JJU. Alors que cela représente 45% des personnels !

« Cette habitude que prend l’Etat, face à une situation de l’exception, de créer une loi d’exception, finit par créer une tradition que je ne crois pas positive »

HB. Voire beaucoup plus, car si nous comptabilisons la totalité des greffes, on est presque à 60% !

JJU. Il m’est arrivé de constater que lorsque le fonctionnement des juridictions était le produit d’un dialogue à trois cela semblait plus serein. Mais je n’ai plus aucune qualité pour l’apprécier.

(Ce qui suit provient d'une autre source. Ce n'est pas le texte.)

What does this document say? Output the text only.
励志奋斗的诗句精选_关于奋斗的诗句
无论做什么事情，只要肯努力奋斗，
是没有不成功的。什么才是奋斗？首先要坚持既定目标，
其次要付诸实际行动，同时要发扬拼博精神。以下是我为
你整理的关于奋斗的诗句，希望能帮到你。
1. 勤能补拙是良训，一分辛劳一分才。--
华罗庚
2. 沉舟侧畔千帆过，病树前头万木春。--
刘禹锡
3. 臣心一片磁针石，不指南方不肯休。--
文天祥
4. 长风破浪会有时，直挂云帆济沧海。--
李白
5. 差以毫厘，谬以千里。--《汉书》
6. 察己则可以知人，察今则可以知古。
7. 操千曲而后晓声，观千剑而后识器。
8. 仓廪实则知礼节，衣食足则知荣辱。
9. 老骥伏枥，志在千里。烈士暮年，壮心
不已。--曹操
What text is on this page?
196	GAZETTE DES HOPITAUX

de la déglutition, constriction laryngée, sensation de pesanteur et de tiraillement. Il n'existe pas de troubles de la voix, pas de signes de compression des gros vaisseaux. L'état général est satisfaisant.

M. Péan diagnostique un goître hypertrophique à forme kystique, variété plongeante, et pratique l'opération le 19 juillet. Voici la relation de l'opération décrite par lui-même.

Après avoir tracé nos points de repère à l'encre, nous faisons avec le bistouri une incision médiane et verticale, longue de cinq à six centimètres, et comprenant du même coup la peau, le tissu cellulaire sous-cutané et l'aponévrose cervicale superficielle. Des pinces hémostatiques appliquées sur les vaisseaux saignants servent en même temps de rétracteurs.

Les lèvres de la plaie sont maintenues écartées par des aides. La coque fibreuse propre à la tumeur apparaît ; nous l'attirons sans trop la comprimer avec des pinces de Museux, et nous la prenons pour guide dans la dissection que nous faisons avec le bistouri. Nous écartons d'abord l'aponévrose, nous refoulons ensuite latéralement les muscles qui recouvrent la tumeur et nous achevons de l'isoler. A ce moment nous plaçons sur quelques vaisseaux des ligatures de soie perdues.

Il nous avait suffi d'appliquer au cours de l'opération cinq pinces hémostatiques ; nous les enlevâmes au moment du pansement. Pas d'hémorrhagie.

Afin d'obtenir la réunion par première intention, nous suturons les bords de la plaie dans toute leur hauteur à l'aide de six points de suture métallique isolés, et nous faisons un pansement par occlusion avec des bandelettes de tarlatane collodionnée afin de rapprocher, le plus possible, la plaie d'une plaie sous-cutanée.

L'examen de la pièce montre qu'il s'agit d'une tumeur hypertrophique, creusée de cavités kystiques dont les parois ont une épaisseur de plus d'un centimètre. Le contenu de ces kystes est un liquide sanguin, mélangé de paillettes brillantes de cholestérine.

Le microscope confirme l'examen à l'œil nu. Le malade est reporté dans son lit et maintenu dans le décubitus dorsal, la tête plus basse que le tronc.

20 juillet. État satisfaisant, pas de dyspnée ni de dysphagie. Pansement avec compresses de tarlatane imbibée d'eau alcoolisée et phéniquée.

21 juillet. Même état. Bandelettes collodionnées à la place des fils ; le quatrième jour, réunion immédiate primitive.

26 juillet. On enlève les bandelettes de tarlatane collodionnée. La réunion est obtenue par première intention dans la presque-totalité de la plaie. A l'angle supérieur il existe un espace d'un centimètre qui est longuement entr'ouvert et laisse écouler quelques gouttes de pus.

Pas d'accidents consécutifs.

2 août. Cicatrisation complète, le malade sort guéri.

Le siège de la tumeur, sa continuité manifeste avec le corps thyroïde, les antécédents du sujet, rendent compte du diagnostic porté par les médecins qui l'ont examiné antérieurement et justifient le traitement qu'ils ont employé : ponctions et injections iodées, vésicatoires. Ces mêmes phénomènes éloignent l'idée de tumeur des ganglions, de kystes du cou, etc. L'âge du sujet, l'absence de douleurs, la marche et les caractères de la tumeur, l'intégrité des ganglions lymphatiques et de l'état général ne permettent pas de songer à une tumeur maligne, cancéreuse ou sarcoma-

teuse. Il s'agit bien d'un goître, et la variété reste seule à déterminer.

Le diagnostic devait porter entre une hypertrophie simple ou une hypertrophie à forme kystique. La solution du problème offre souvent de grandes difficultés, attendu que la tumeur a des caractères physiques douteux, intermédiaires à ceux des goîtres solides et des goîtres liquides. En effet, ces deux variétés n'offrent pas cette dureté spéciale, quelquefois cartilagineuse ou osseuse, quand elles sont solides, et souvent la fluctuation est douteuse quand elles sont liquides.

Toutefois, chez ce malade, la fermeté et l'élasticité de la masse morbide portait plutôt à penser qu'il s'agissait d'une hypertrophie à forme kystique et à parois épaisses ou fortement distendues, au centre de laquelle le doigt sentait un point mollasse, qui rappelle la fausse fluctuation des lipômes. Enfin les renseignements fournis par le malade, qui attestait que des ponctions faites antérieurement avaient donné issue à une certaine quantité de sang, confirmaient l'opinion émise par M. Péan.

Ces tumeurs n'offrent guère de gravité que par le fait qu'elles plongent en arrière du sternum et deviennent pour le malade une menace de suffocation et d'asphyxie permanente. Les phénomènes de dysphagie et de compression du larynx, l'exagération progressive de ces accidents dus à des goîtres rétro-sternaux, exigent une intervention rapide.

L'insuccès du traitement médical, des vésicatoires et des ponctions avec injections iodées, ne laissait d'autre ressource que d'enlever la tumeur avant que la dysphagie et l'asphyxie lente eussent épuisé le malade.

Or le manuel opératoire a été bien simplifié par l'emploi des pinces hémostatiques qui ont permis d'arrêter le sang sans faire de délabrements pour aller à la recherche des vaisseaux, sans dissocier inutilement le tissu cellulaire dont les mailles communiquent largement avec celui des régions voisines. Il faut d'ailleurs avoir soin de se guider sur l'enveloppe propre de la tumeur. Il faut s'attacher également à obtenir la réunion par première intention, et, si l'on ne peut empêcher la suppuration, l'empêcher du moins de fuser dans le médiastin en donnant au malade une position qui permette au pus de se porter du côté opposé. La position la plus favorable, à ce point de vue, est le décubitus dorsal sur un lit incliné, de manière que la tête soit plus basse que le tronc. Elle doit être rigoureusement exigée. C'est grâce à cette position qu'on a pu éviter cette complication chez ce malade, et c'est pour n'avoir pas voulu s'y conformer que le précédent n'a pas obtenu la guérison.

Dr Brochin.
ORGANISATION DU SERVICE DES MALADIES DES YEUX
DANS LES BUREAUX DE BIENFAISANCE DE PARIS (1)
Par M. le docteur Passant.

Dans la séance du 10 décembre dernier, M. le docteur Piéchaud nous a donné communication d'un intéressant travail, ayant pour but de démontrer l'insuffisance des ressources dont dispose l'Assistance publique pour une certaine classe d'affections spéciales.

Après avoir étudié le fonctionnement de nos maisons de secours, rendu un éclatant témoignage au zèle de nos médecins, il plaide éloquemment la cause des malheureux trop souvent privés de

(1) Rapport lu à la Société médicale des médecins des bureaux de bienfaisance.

HB. Avec la ministre de la Justice nous avons un vrai problème d’écoute et une totale déconnexion par rapport à la réalité du terrain. Récemment, lundi 6 avril, Madame Belloubet nous a assuré « que tout allait mieux, que les choses s’amélioraient » alors que dans les juridictions nous n’avons toujours pas de masques et peu de gel hydroalcoolique. Certains greffiers ont le sentiment d’avoir été envoyés au casse-pipe en allant travailler dans leur tribunal et ils estiment qu’il est difficile de rendre Justice « sans voir personne ». Nous sommes en outre très inquiets pour nos collègues de la pénitentiaire. Quel est votre sentiment ?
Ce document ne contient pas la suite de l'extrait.